Captée à l’occasion du concert donné à Berlin en 2014, cette nouvelle Dinorah vient utilement compléter une discographie / vidéographie très maigre. Son premier atout tient à la distribution vocale, dominée par l’interprétation de Patrizia Ciofi. L’excellente technique de la soprano italienne lui permet de rendre justice aux difficultés de la partition : trilles, suraigus et coloratures sont ainsi exécutés à la perfection. Mais Ciofi vient surtout apporter un supplément d’âme grâce à sa maîtrise belcantiste : coloration et sons filés sont au service du mot dans une interprétation d’une grande sensibilité. La pronociation française n’est pas impeccable dans les dialogues mais, au positif, ceux-ci sont réduits au strict minimum ! Le canadien Etienne Dupuis est un Hoël également d’une grande justesse : il en arriverait presque à rendre sympathique le personnage, prêt pourtant à sacrifier la jeune fille pour un trésor. Son articulation française est parfaite. L’ambitus est spectaculaire, et les tensions notées au concert sont ici gommées. Le français Philippe Talbot offre une composition comique irrésistible servie par une voix souple et une prononciation parfaite. Le reste de la distribution est excellent : faucheur, chasseur, bergers, n’amènent rien à l’action mais se voient affectés de vraies scènes lyriques pour lesquelles l’approximation n’est pas de mise. Le soprano Elbenita Kajtazi et le mezzo Christina Sidak, qui chantent un duo aux premier et dernier acte, ont des voix parfaitement appariées. La basse Seth Carico, dans un air accompagné par cinq cors (!) est un chasseur impressionnant.

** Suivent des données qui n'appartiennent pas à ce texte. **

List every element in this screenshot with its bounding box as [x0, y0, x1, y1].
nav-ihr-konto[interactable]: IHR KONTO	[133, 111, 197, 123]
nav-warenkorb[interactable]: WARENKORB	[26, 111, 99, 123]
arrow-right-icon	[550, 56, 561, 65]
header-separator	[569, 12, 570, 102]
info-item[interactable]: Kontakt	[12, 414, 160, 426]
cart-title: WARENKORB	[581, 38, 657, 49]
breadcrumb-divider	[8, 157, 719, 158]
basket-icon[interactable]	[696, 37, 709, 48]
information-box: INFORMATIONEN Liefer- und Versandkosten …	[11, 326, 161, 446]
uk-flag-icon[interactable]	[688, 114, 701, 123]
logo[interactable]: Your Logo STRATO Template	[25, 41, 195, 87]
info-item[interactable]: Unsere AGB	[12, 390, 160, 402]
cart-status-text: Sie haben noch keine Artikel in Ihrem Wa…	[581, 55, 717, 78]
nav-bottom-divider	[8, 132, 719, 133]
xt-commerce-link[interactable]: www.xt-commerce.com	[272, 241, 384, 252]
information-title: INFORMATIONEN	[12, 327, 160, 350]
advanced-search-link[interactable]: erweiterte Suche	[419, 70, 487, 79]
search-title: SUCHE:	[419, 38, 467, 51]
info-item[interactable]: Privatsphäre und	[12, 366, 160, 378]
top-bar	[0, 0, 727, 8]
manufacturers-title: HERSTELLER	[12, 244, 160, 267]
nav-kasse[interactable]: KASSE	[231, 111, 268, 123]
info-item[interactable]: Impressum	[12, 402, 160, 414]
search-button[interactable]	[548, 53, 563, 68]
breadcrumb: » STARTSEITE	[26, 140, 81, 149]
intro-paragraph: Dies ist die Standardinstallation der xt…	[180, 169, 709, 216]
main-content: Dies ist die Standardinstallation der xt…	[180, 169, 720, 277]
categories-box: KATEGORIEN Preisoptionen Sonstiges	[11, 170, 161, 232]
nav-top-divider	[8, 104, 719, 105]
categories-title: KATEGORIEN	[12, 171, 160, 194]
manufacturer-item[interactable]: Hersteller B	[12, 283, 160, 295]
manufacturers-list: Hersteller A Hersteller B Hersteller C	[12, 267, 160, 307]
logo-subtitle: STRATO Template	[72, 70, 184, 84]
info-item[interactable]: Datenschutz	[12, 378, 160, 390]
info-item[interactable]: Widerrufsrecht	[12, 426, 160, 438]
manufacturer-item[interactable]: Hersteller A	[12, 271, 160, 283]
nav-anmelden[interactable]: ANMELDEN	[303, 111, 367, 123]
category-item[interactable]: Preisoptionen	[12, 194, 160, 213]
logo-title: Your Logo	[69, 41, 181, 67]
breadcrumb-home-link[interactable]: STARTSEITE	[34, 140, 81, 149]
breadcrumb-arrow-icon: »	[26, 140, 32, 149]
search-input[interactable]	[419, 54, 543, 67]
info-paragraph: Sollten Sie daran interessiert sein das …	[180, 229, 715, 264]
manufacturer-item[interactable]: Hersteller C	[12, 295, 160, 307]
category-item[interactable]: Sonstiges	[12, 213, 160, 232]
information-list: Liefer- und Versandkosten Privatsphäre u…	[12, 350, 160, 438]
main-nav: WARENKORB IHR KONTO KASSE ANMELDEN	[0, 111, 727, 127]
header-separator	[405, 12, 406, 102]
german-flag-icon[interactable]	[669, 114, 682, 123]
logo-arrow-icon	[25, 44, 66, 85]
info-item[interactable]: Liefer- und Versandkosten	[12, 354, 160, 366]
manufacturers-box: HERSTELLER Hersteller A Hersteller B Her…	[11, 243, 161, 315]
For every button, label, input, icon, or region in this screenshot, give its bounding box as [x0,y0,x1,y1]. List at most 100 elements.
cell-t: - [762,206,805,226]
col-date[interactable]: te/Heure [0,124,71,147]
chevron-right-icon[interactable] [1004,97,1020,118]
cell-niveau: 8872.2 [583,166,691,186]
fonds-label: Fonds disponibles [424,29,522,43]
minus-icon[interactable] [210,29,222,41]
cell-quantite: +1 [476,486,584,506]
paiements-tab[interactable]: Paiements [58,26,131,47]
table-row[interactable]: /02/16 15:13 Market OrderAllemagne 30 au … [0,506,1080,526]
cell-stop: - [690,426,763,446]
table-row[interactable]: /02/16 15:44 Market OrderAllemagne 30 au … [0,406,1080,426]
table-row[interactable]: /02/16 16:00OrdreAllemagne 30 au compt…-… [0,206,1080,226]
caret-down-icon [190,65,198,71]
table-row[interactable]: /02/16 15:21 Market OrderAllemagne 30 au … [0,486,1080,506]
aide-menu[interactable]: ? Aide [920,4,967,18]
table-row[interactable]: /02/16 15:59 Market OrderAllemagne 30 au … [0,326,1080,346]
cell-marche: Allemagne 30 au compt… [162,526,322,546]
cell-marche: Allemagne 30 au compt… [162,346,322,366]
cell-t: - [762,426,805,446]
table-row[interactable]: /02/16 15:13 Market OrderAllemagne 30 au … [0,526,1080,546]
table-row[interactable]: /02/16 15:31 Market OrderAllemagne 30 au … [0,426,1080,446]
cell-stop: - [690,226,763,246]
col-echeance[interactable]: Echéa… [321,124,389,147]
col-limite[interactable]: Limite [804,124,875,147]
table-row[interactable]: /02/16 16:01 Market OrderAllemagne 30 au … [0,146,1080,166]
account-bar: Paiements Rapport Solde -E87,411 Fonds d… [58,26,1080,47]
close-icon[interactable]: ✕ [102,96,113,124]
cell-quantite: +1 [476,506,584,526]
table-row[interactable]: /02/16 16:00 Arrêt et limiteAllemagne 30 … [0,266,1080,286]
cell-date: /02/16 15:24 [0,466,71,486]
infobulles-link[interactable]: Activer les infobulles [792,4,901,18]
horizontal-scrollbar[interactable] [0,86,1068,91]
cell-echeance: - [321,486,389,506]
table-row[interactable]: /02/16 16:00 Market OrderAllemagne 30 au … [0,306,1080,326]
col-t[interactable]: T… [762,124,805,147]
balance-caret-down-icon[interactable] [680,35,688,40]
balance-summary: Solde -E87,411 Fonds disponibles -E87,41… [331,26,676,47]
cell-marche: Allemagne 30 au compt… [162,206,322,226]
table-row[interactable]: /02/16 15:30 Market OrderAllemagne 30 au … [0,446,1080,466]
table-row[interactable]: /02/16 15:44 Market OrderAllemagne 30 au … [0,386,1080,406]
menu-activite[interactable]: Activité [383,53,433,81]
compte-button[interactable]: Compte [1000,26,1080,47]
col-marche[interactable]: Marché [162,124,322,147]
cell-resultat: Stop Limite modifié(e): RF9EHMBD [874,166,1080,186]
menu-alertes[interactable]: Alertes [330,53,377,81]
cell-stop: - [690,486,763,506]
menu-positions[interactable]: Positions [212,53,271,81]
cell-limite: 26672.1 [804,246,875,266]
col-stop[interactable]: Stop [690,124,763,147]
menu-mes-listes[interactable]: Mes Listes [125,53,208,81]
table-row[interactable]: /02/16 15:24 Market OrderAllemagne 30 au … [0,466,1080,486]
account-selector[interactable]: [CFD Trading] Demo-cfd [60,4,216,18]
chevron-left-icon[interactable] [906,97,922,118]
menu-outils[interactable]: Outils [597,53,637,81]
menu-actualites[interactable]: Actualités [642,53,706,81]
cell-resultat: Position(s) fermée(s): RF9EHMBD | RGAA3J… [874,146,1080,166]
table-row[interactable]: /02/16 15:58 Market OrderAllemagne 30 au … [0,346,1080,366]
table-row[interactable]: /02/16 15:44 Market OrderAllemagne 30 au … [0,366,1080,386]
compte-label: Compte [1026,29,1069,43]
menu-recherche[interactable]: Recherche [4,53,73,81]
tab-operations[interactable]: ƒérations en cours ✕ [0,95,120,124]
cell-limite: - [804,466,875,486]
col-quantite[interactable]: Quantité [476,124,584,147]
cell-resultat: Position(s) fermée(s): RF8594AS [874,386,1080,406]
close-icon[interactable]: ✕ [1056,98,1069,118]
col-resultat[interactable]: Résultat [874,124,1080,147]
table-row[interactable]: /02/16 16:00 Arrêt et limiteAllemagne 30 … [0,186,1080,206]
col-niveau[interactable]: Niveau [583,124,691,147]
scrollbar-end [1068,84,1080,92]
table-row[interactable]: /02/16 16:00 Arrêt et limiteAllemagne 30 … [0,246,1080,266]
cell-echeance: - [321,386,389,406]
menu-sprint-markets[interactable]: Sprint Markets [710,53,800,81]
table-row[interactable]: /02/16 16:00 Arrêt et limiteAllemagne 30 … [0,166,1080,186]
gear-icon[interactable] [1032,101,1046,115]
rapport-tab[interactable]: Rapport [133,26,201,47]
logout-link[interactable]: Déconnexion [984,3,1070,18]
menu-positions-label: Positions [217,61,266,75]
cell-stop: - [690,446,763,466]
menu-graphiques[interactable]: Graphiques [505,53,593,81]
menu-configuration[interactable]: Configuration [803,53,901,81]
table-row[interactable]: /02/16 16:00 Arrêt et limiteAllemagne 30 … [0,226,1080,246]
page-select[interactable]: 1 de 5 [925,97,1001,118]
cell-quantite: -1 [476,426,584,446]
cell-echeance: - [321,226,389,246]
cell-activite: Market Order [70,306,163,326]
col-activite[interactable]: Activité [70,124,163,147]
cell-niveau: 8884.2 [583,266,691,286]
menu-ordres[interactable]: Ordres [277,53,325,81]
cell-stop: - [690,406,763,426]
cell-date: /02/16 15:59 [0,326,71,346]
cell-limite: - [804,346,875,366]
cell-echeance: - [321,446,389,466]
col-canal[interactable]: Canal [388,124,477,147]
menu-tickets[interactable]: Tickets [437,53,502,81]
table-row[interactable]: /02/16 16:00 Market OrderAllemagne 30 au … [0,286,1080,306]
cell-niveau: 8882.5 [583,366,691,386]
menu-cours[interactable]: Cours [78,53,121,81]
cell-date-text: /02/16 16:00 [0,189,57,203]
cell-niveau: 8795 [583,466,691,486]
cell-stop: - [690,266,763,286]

Dans un style plutôt mozartien, Gideon Poppe est un faucheur d’une parfaite musicalité.
L’impeccable direction d’Enrique Mazzola est l’autre atout de cet enregistrement. L’argument dramatique de l’ouvrage est mince (il ne se passe quasiment rien au dernier acte, par exemple) mais la partition est épaisse ! Pour mesurer la complexité inhabituelle de l’écriture, il suffit de comparer Dinorah au Mignon d’Ambroise Thomas composé quelques années auparavant (sans parler des délicieux ouvrages d’Auber) : l’ouvrage de Meyerbeer est bien plus sophistiqué, et c’est essentiellement l’invention musicale qui en soutient l’intérêt. Aidé par un excellent orchestre et une belle formation chorale, le chef italo-espagnol fait ressortir parfaitement ces trouvailles, rend justice à l’aspect spectaculaire de l’ouverture avec choeurs, et ménage également l’autodérision des passages plus légers.
Le coffret est accompagné d’un livret en allemand et en anglais qui nous laisse sur notre faim. En effet, on recense habituellement sept versions de l’ouvrage : avec mélodrame ou avec récitatifs, en français, en italien, avec le rôle d’Hoël transposé pour contralto, avec une scène pastorale supplémentaire pour un chevrier contralto … Le texte nous précise que pour cet enregistrement, Berlin est revenu à la version de la création, mais sans préciser s’il s’agit effectivement d’une version intégrale. Sans sombrer dans une musicologie fastidieuse, on aimerait comprendre pourquoi cette version dure 134 minutes, celle d’Opera Rara 165, et celle de Compiègne 175 ! La grande scène incluant le célèbre « Ombre légère » est-elle simplifiée ou pas ? La cadence finale dure 50 secondes avec Ciofi, et est conclue par un ut dièse ; celle de Philippe s’étend sur deux octaves, dure 1 mn 42, se termine par un contre-fa dièse puis un contre fa. De même, le duo Hoël / Corentin, trois fois plus long dans les autres versions, était-il initialement plus court ou bien a-t-il été inopportunément coupé, nous privant de ce qui justement permet d’apprécier le talent de Meyerbeer, c’est-à-dire son imagination dans le développement des scènes ?
La prise de son est très propre et claire, mettant bien en valeur les pupitres, mais hélas sans respecter la spatialisation que nous avions évoquée à propos du concert. On devrait obliger les ingénieurs du son à assister aux spectacles qu’ils mettent en boîte. Réflexion inverse pour la captation du chasseur : Carico chantait effectivement en fond de scène, mais est-ce une raison pour l’enregistrer de loin, avec un écho un brin pénible ?
Malgré ces quelques réserves, cet enregistrement surclasse largement ses devanciers : enregistrée en 1979, la version éditée chez Opera Rara est plus complète, élégante mais un peu fade ; captée au Théâtre Impérial de Compiègne en 2002, le beau spectacle de Pierre Jourdan (repris en 2004) offre davantage d’énergie et permet de bénéficier de l’incarnation exceptionnelle d’Isabelle Philippe, artiste trop injustement négligée, mais celle-ci est trop moyennement entourée.